We passed under the Brooklyn rail and road bridges and saw the rusting wreck of Australia's first warship, the HMAS Parramatta lying in the mud flats near Milson Island. We saw sea eagles soaring high in the sky above the sandstone ridges. We cruised in close along the waterline, so we could see several Aboriginal rock carvings. Ken also saw some jellyfish in the water and tried to photograph them.
I was amazed at the size of the River. It is known as "Derrubbin" by the local Dharug, Wannungine, Darkinung, Eora and Kuring-gai indigenous people. This means "wide, deep water". They used the river as a source of food, such as fish, eels, water birds and mussels. Yams, also a staple food, grew along the banks of the river. They travelled on the river in their bark canoes.

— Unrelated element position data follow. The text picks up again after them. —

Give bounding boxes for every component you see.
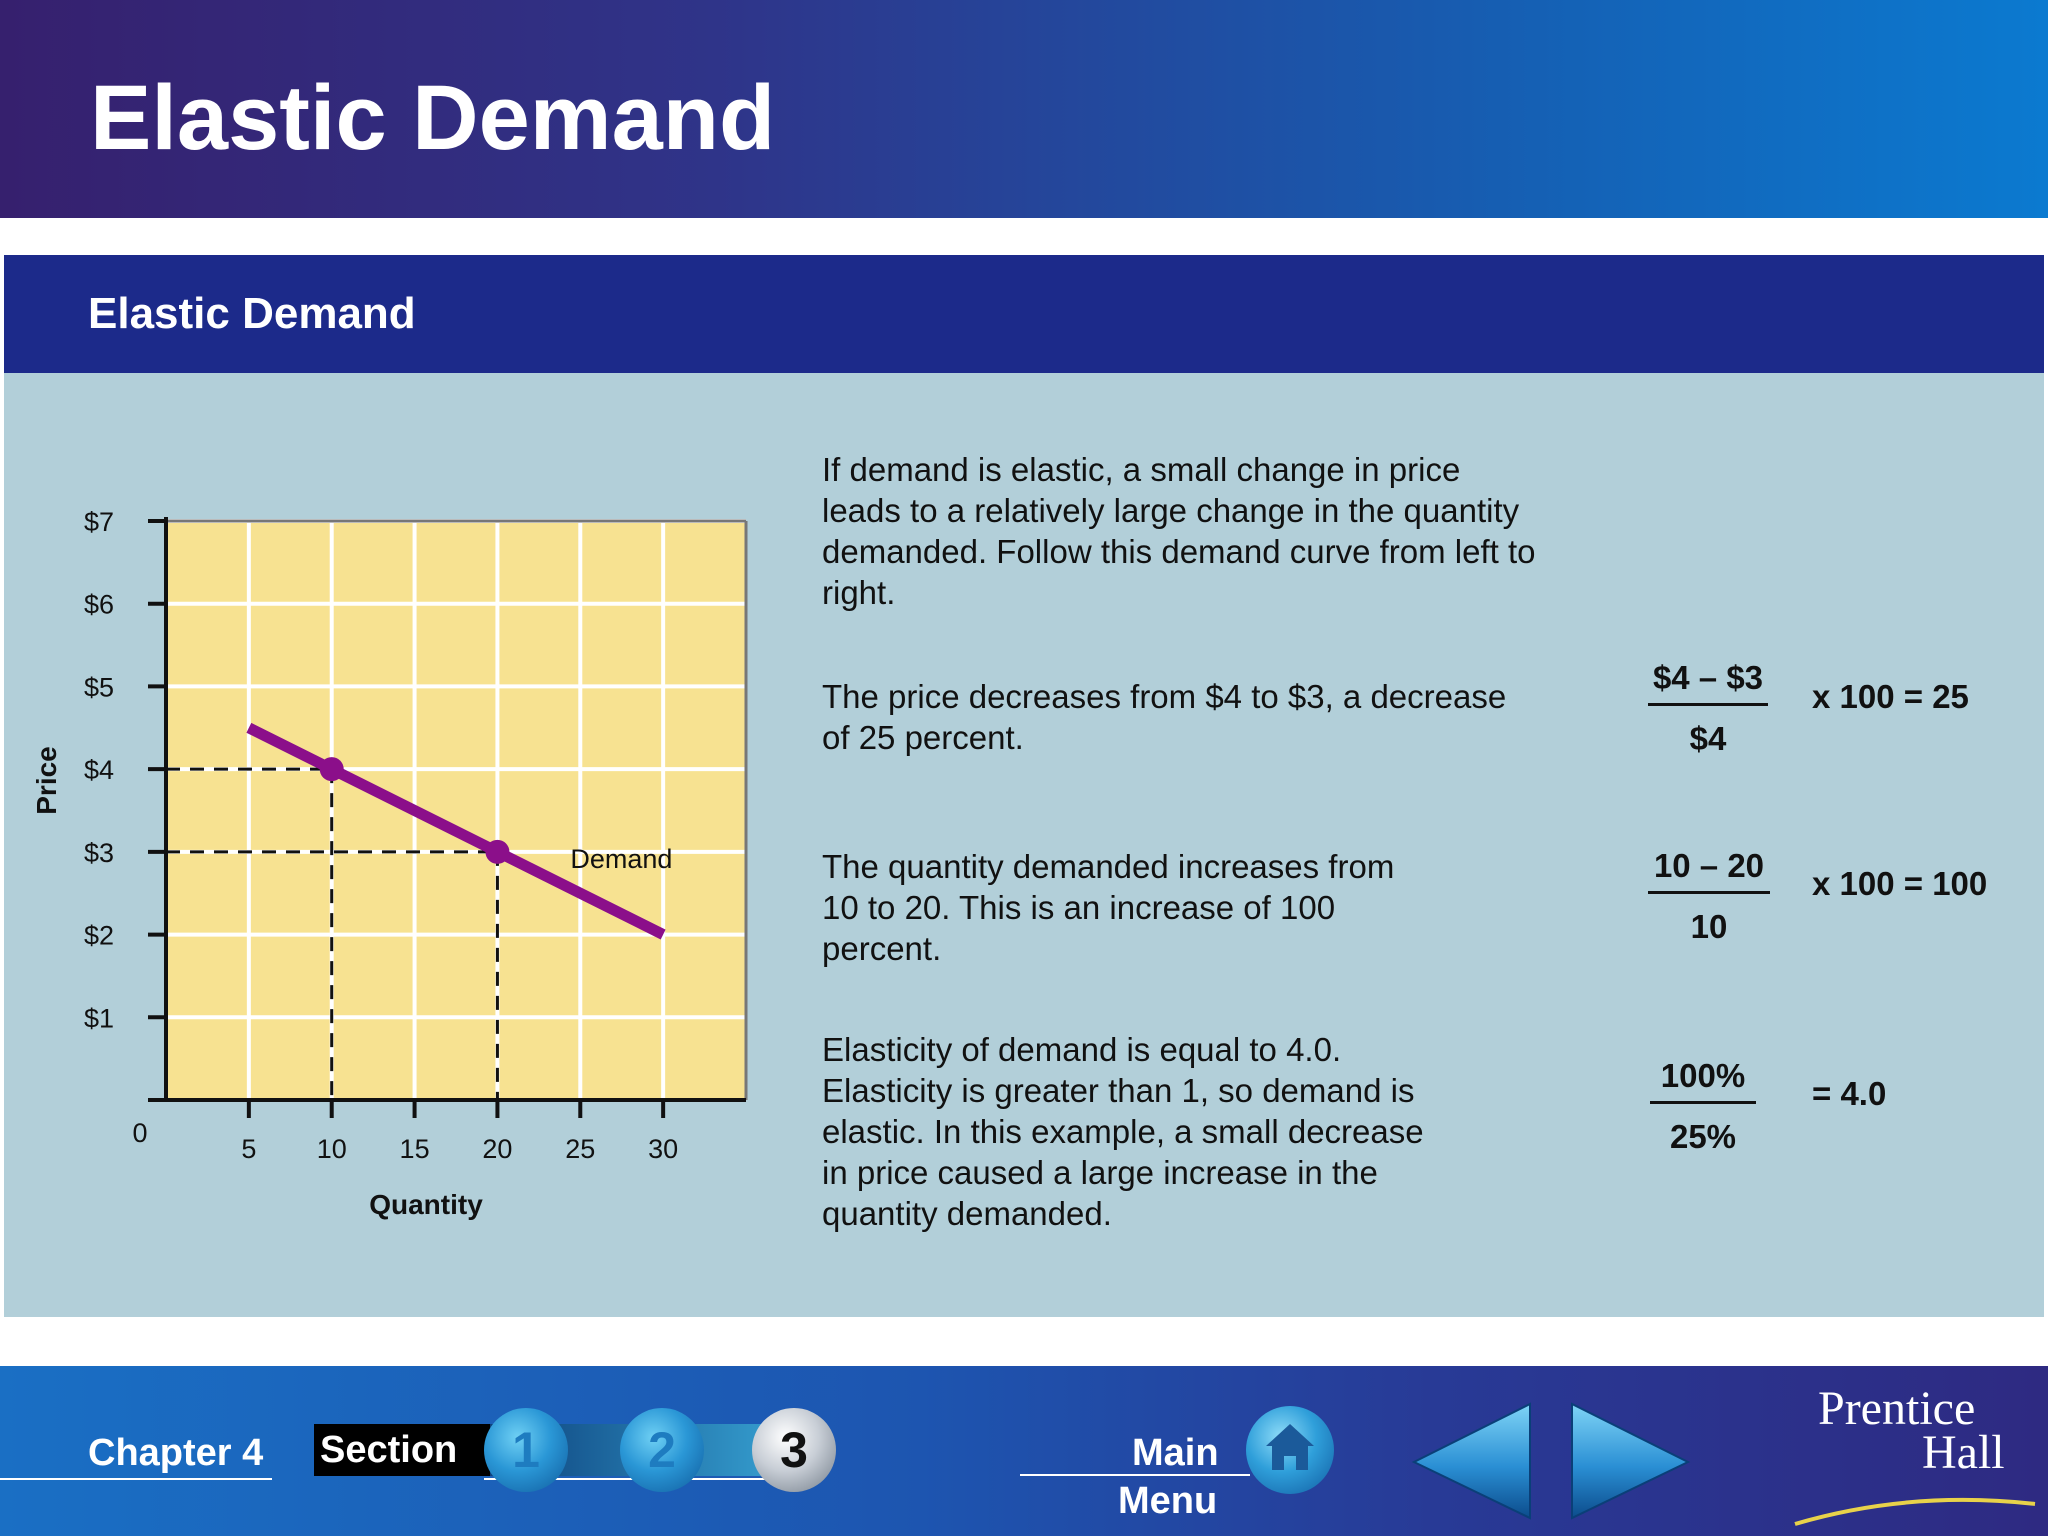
y-tick-label: $7 [84,507,114,537]
panel-header: Elastic Demand [4,255,2044,373]
quantity-change-numerator: 10 – 20 [1648,847,1770,894]
x-tick-label: 5 [241,1134,256,1164]
brand-line1: Prentice [1818,1382,1976,1435]
page-title: Elastic Demand [90,67,776,169]
brand-line2: Hall [1922,1426,2005,1479]
origin-label: 0 [132,1118,147,1148]
price-change-fraction: $4 – $3 $4 [1648,659,1768,758]
intro-text: If demand is elastic, a small change in … [822,451,1536,611]
price-change-denominator: $4 [1689,720,1727,757]
quantity-change-text: The quantity demanded increases from 10 … [822,848,1395,967]
x-tick-label: 30 [648,1134,678,1164]
chapter-underline [0,1478,272,1480]
data-point [485,839,510,864]
previous-arrow-icon [1411,1402,1531,1520]
x-tick-label: 15 [400,1134,430,1164]
elasticity-denominator: 25% [1669,1118,1737,1155]
y-tick-label: $1 [84,1003,114,1033]
demand-chart: $1 $2 $3 $4 $5 $6 $7 5 10 15 20 25 30 0 Quantity Price D… [31,507,748,1220]
previous-arrow-button[interactable] [1402,1396,1542,1526]
panel-body: $1 $2 $3 $4 $5 $6 $7 5 10 15 20 25 30 0 Quantity Price D… [4,373,2044,1317]
x-tick-label: 10 [317,1134,347,1164]
quantity-change-fraction: 10 – 20 10 [1648,847,1770,946]
section-1-button[interactable]: 1 [484,1408,568,1492]
home-button[interactable] [1246,1406,1334,1494]
home-icon [1266,1424,1314,1470]
section-2-button[interactable]: 2 [620,1408,704,1492]
y-tick-label: $3 [84,838,114,868]
y-tick-label: $5 [84,672,114,702]
y-tick-label: $2 [84,921,114,951]
next-arrow-button[interactable] [1560,1396,1700,1526]
section-label: Section [314,1424,490,1476]
x-tick-label: 25 [565,1134,595,1164]
footer-nav: Chapter 4 Section 1 2 3 Main Menu Prenti… [0,1366,2048,1536]
quantity-change-result: x 100 = 100 [1812,865,1988,902]
main-menu-divider [1020,1474,1250,1476]
section-3-button[interactable]: 3 [752,1408,836,1492]
y-tick-label: $6 [84,590,114,620]
chapter-label: Chapter 4 [88,1432,264,1474]
y-axis-title: Price [31,746,62,815]
y-tick-label: $4 [84,755,114,785]
quantity-change-denominator: 10 [1690,908,1728,945]
header-bar: Elastic Demand [0,0,2048,218]
price-change-result: x 100 = 25 [1812,678,1969,715]
plot-area [166,521,746,1100]
next-arrow-icon [1571,1402,1691,1520]
x-tick-label: 20 [482,1134,512,1164]
main-menu-line1[interactable]: Main [1132,1432,1219,1474]
elasticity-result: = 4.0 [1812,1075,1887,1112]
main-menu-line2[interactable]: Menu [1118,1480,1218,1522]
series-label: Demand [570,844,672,874]
demand-curve [246,722,666,940]
x-axis-title: Quantity [369,1189,483,1220]
brand-swoosh [1794,1497,2036,1526]
data-point [319,757,344,782]
panel-title: Elastic Demand [88,289,416,338]
elasticity-fraction: 100% 25% [1650,1057,1756,1156]
price-change-numerator: $4 – $3 [1648,659,1768,706]
elasticity-numerator: 100% [1650,1057,1756,1104]
price-change-text: The price decreases from $4 to $3, a dec… [822,678,1507,756]
elasticity-text: Elasticity of demand is equal to 4.0. El… [822,1031,1424,1232]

In the early days of European settlement, the River was an agricultural highway used to transport food from the farms in the west of the Sydney Basin along its smooth waters, out through Broken Bay into the sea, before heading a few miles south down the coast and into Sydney Harbour to unload at Circular Quay.
The River is now a nature lover's paradise. Much of it is only accessible by boat, with no road access and attracts hermits, holidaymakers, artists, boaters, anglers, oyster farmers and retirees.
I noticed little pockets of housing sitting between mangroves and mountains and these were a mix of ramshackle dwellings of the early European settlers and refurbished retro style bungalows of later Europeans.
I climbed the stairs on our boat up to the deck on top to get a better view and hopefully to take some good photos, but there wasn't much shelter up there and the rain was coming down quite heavily at that stage so I returned to the shelter of the cabin downstairs.
Here is a photo of the cute little boathouse/office at the entrance wharf to the
Riverboat Postman. We queued up in the rain, under umbrellas, waiting to go aboard.
The cost for cruising for 3 hours is $54.00 for seniors/concession
$64 full adult rate and school children $20.00.
This also includes morning tea and lunch.
The wreck of
HMAS Parramatta. This was a River Class torpedo boat destroyer built for the Royal Australian Navy in the period 1909-16
Here is a little pocket of housing along the river bank.
Mangroves provide habitat for fish and they also protect the foreshore from erosion by retaining the river sediments thus helping to maintain a clean and resilient waterway.
Here is
Lion Island which we saw silhoueted against the backdrop of
Broken Bay.
A beautiful sandstone cave beside a little sandy beach.
Seagulls resting on a barge in the water.
We enjoyed our Sunday cruise on the Hawkesbury River, despite the rain. I had previously been on the Riverboat Postman cruise many years ago on a smaller boat, so enjoyed the comfort of this much bigger cataraman and also seeing the opposite end of the river to the Postman's run.
There is no mail to deliver on Sunday, so it was a more relaxed and leisurely cruise on the river. We returned to the Brooklyn wharf about three hours later and boarded our coach for the trip back home.